Der in § 331 StPO zum Ausdruck gekommene Rechtsgedanke ist bei Beschlüssen, die sich auf in zweiter Instanz ergangene Bewährungsauflagen beziehen, auch nicht entsprechend heranzuziehen, sodass die Frage, ob vorliegend die Voraussetzungen des § 56 e gegeben sind, unerörtert bleiben kann (offen gelassen in BGH a.a.O.; vgl. im Übrigen OLG Hamburg a.a.0. sowie OLG Düsseldorf a.a.0.). Das Verbot, einen Angeklagten auf sein eigenes Rechtsmittel hin schlechter zu stellen, ist nämlich nicht Ausdruck eines allgemein gültigen Prozessgrundsatzes oder dem Wesen des Rechtsstaats immanent, sondern eine "Rechtswohltat" (Meyer, Anmerkung zu BGH JR 1982, 338 f) und gilt demgemäß nur, wenn der Gesetzgeber dies ausdrücklich anordnet (Bayrischer Verfassungsgerichtshof NJW 1959, 285; BGHSt 9, 324, 332[BGH 18.07.1956 - 6 StR 28/56]; Gollwitzer Anmerkung zur Entscheidung des OLG Koblenz JR 1977, 346 f). Eine derartige Anordnung hat der Gesetzgeber jedoch nicht getroffen. Dass dies seine Absicht gewesen wäre, ist nicht ersichtlich (vgl. OLG Hamburg a.a.0.).
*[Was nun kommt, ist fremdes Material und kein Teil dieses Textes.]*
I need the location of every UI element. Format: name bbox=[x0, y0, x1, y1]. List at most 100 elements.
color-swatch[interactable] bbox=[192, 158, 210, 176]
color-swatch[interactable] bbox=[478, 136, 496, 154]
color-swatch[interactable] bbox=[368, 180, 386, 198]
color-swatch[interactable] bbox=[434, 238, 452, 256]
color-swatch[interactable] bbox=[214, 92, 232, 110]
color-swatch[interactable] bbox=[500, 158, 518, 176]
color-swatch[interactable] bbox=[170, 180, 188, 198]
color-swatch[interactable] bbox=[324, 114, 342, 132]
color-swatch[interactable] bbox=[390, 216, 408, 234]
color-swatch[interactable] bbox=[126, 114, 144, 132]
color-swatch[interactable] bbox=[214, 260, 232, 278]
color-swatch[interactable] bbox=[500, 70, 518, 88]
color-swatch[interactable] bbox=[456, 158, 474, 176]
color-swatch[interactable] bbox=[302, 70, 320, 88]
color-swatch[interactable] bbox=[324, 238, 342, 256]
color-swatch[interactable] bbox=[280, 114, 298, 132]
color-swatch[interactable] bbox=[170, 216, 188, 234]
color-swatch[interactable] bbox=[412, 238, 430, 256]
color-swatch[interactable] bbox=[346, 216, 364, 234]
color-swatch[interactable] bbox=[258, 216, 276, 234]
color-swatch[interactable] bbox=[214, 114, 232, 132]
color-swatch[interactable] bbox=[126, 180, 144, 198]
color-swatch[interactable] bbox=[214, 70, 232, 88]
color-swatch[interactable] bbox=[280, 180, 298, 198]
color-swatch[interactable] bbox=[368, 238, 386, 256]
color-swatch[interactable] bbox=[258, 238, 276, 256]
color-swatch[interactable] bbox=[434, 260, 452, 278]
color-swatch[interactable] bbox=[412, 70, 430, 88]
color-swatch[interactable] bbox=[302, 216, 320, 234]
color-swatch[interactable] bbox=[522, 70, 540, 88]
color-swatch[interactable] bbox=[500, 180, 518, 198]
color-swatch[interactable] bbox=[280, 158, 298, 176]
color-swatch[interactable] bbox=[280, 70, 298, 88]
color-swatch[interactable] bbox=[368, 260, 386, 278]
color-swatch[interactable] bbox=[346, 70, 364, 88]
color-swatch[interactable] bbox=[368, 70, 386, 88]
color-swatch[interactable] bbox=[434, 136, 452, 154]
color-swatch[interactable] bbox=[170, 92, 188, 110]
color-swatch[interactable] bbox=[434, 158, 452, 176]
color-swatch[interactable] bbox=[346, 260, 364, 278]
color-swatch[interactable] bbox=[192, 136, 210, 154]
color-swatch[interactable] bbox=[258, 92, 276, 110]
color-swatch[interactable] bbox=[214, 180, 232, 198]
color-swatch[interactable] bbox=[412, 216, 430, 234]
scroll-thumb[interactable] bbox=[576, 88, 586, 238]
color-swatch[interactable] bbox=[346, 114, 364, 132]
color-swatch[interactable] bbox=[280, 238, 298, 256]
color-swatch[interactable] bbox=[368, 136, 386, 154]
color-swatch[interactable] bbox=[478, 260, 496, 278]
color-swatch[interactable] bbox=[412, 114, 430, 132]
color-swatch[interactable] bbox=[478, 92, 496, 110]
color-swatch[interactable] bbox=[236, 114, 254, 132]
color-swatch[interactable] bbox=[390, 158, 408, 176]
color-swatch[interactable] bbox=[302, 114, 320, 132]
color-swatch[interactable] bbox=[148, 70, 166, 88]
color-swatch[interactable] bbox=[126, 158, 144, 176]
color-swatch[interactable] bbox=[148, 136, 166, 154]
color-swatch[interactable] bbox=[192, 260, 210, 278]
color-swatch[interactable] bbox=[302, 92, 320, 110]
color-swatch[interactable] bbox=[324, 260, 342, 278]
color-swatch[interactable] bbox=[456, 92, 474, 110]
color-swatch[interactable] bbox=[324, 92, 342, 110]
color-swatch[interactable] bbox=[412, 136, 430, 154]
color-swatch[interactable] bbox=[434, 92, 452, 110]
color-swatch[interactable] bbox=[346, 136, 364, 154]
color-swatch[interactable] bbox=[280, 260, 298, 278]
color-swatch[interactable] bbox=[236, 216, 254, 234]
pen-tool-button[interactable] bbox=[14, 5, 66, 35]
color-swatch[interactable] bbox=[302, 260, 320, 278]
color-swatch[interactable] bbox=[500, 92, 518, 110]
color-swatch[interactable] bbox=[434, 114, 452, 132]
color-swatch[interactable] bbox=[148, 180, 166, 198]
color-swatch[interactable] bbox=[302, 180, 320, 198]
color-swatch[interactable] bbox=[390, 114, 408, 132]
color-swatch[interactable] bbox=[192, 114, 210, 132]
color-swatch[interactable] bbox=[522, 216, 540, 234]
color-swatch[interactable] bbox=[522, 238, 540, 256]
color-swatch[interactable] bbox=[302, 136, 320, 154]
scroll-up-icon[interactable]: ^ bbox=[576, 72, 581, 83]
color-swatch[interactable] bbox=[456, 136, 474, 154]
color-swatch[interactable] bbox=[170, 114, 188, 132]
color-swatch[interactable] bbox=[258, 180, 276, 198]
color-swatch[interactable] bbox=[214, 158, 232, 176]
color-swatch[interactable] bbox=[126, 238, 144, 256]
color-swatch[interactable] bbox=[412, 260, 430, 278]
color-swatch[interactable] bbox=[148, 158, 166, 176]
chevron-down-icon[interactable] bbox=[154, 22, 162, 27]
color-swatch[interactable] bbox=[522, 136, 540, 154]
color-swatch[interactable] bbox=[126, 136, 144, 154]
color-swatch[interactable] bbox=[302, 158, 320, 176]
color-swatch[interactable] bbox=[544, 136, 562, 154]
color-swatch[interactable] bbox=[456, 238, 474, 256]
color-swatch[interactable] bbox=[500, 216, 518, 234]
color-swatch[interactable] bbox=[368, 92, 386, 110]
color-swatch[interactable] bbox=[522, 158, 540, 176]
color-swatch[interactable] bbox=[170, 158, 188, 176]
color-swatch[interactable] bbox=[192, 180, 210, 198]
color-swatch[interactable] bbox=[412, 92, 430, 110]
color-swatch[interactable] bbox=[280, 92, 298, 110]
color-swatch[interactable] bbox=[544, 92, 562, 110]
Eine entsprechende Anwendung des Rechtsgedankens des § 331 StPO scheidet auch deshalb aus, weil der angefochtene Beschluss das Verfahren nicht wie ein Urteil abschließt, sondern neben dem Urteil erlassen ist und auch keine endgültige Anordnung enthält (Meyer, a.a.O.; anderer Ansicht: Loos, Anmerkung zur Entscheidung des OLG Hamburg, NStZ 1981, 363 f [OLG Hamburg 04.03.1980 - 1 Ws 51/80]).
In Übereinstimmung mit dem OLG Hamburg (a.a.0.) erscheint es auch dem Senat durchaus zweckmäßig, den Geltungsbereich des § 331 Abs. 1 StPO nicht auf die Anordnungen nach §§ 56 a ff StGB zu erstrecken. Die Berufungsinstanz wäre sonst in ihren Entscheidungsmöglichkeiten eingeengt.